Activities, actors, documents, corresponding heritage assets, materials and techniques, designations, descriptions and locations, measurements, names, the condition of a site as it changes over time, and the relationships among all these, were priority considerations about what the new project needed to accommodate. “If the data is entered and relationships are established, the system itself may make connections that no one else has made before between – that this piece of heritage is related to that one which is related to that person. That could be significant,” she says.
Helping with the project is Farallon Geographics. “We realized early on that to do this right, we weren’t going to be able to do it by defining a bunch of traditional database tables and filling them up with data,” says CEO Dennis Wuthrich. ”We needed to think about building an app on the ontology that let people define the kinds of things they wanted to track and the relationships between the attributes of things.” With the help of the English Heritage and the Flanders Heritage Agency, which were familiar with the ontology and had the domain expertise, Farallon developed a graph database that represents the relationship of a site to its name, period, location, actors, activities, architectural heritage, and so on. It’s now building the forms necessary for persons to create and manage that information.
“Think of it as depending on what kind of new entity you want to create – say, a piece of architectural heritage,” he says. “You have a pre-defined graph of how to relate that entity with the other minimum required data elements, and because they are mapped in accordance with the CDOC CRM, they are essentially semantic. It is a semantic mapping.” So, if you have a building, for example, there is a semantically defined way of associating a name or set of names with it, and a semantically meaningful way of associating a suite of materials the building might be made up from, its cultural periods, its location and the various ways you can define it (geospatially or relative to its address or an administrative area). “Basically, you have a system that knows how to track these semantic relationships and how to map between something like a physical feature in the field and the data elements defined as the necessary suite of information to manage these cultural artifacts.”

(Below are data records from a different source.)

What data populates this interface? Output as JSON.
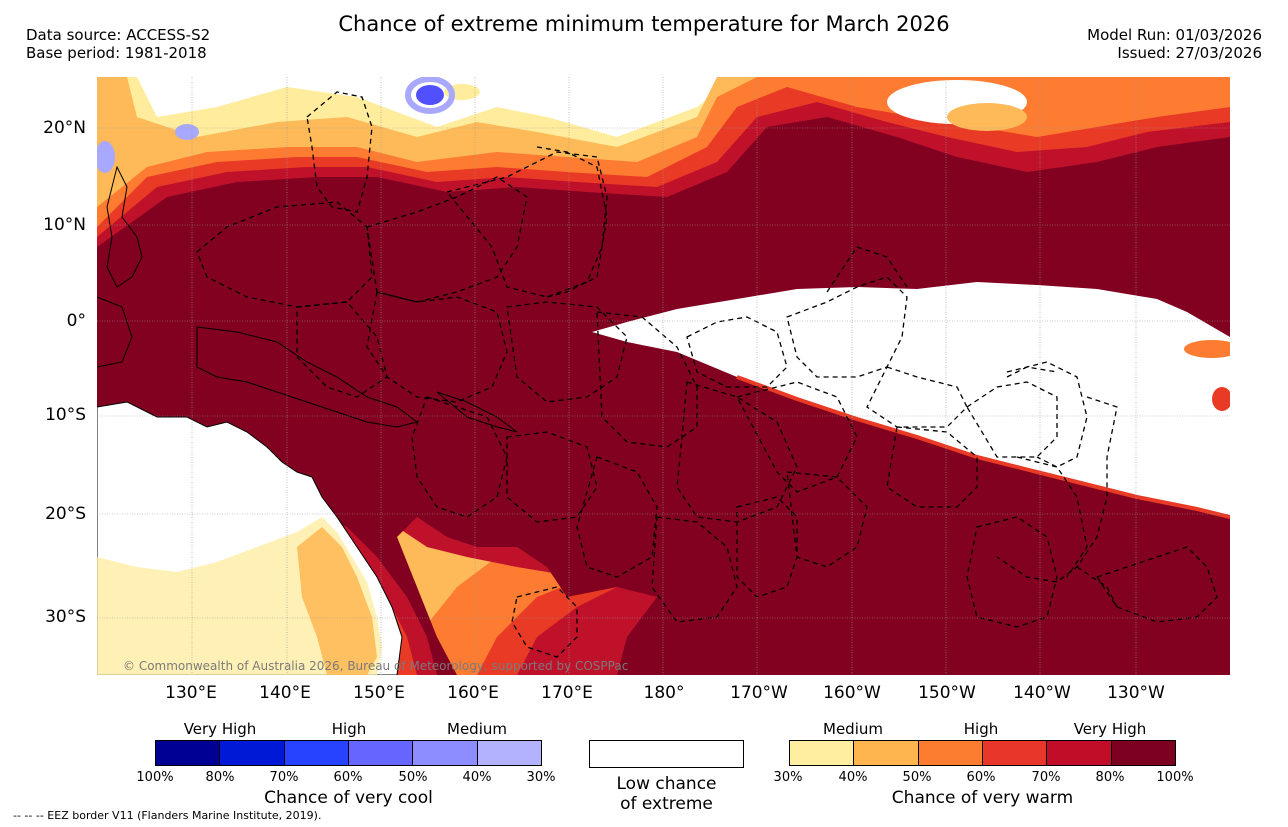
{
  "header": {
    "title": "Chance of extreme minimum temperature for March 2026",
    "data_source": "Data source: ACCESS-S2",
    "base_period": "Base period: 1981-2018",
    "model_run": "Model Run: 01/03/2026",
    "issued": "Issued: 27/03/2026"
  },
  "map": {
    "copyright": "© Commonwealth of Australia 2026, Bureau of Meteorology, supported by COSPPac",
    "lat_labels": [
      "20°N",
      "10°N",
      "0°",
      "10°S",
      "20°S",
      "30°S"
    ],
    "lon_labels": [
      "130°E",
      "140°E",
      "150°E",
      "160°E",
      "170°E",
      "180°",
      "170°W",
      "160°W",
      "150°W",
      "140°W",
      "130°W"
    ],
    "colors": {
      "white": "#ffffff",
      "land_outline": "#000000",
      "very_high_warm": "#820020",
      "high_warm_80": "#c0112b",
      "high_warm_70": "#e83a24",
      "medium_warm_60": "#fd7c32",
      "medium_warm_50": "#feba58",
      "low_warm_40": "#ffec9c",
      "cool_light": "#a8a8fe",
      "cool_mid": "#5050fe"
    }
  },
  "legend": {
    "cool": {
      "categories": [
        "Very High",
        "High",
        "Medium"
      ],
      "ticks": [
        "100%",
        "80%",
        "70%",
        "60%",
        "50%",
        "40%",
        "30%"
      ],
      "colors": [
        "#000094",
        "#0019d6",
        "#2843ff",
        "#6666ff",
        "#8d8dff",
        "#b2b2ff"
      ],
      "title": "Chance of very cool"
    },
    "low": {
      "line1": "Low chance",
      "line2": "of extreme"
    },
    "warm": {
      "categories": [
        "Medium",
        "High",
        "Very High"
      ],
      "ticks": [
        "30%",
        "40%",
        "50%",
        "60%",
        "70%",
        "80%",
        "100%"
      ],
      "colors": [
        "#ffeda0",
        "#feb54f",
        "#fd7d30",
        "#e8362a",
        "#c10d28",
        "#7d0020"
      ],
      "title": "Chance of very warm"
    }
  },
  "footer": {
    "eez_note": "-- -- -- EEZ border V11 (Flanders Marine Institute, 2019)."
  }
}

A relational database underpins the work, tracking the data relationships within one piece of cult heritage but not necessarily across them. A Python app then builds the complete graph that fully describes one of those heritage assets and produces it as a JSON object, Wuthrich says. RDF and Linked Data aren’t in the picture yet, but that doesn’t mean they aren’t being thought about. “What we do know is the information within any one instance of Arches would be really a lot more valuable if it were made accessible and could participate in the LOD cloud,” he says. “We feel the precursor for doing that is there. Everything is mapped to the ontology with semantic relationships that define how these various entities are related.”
The current thinking is that, as it uses Apache Lucene and elasticsearch to flatten out the data for presentation to Arches users, it may be able to do something similar and publish data as RDF through some kind of data transformation process. “We think we could take what is in the current database and transform into a triple store,” says Wuthrich. “Someone then could decide either to connect a SPARQL endpoint to it or actually publish it as LOD.” But, he adds, it’s still early on in the project, so more thought has to go into how to properly carry out such an extension.
Moving in this direction would seem to fit with GCI’s and WMF’s hopes. “They see the value of exposing Arches data as LOD because it really meets their overall objectives: Getty wants to make it easier for people to understand the value of culturally significant things and to protect and preserve them, and WMF wants to promote publishing and academic research into these. And it’s easier to explore and link and understand data in these repositories.”
Dalgity concurs that the semantic web is very much on the mind. “We want to make sure when people put data into Arches there is an easy path to publish it as LOD,” she says.